Gradient-Free Learning Based on the Kernel and the Range Space
This work addresses the need for gradient-free optimization in neural networks, offering a novel framework that could benefit scenarios where gradient computation is challenging, though it appears incremental as it builds on existing linear algebra concepts.
The paper tackles the problem of gradient-free learning by showing that solving linear equations via kernel and range space manipulations is equivalent to least squares approximation, enabling adaptation to neural networks with invertible activations; the method achieves relatively good learning capability on real-world datasets of small to moderate dimensions.

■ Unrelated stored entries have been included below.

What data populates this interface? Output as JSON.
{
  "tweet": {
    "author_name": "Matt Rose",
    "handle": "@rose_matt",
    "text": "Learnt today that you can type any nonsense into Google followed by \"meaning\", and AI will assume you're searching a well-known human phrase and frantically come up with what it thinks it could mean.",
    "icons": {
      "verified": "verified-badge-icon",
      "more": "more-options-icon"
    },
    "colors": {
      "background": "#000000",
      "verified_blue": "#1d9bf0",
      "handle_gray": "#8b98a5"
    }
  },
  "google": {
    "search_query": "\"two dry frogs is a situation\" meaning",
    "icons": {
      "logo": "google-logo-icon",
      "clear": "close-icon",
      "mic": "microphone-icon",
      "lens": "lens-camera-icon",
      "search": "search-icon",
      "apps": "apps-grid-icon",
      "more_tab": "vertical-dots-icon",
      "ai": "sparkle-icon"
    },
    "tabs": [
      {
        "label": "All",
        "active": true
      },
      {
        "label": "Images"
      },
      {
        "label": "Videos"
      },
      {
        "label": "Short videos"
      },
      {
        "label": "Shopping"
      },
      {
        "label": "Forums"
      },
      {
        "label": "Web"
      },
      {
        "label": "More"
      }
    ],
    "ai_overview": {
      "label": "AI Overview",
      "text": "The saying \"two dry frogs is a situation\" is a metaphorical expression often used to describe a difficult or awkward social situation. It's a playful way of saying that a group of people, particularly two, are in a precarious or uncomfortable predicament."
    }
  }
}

In this article, we show that solving the system of linear equations by manipulating the kernel and the range space is equivalent to solving the problem of least squares error approximation. This establishes the ground for a gradient-free learning search when the system can be expressed in the form of a linear matrix equation. When the nonlinear activation function is invertible, the learning problem of a fully-connected multilayer feedforward neural network can be easily adapted for this novel learning framework. By a series of kernel and range space manipulations, it turns out that such a network learning boils down to solving a set of cross-coupling equations. By having the weights randomly initialized, the equations can be decoupled and the network solution shows relatively good learning capability for real world data sets of small to moderate dimensions. Based on the structural information of the matrix equation, the network representation is found to be dependent on the number of data samples and the output dimension.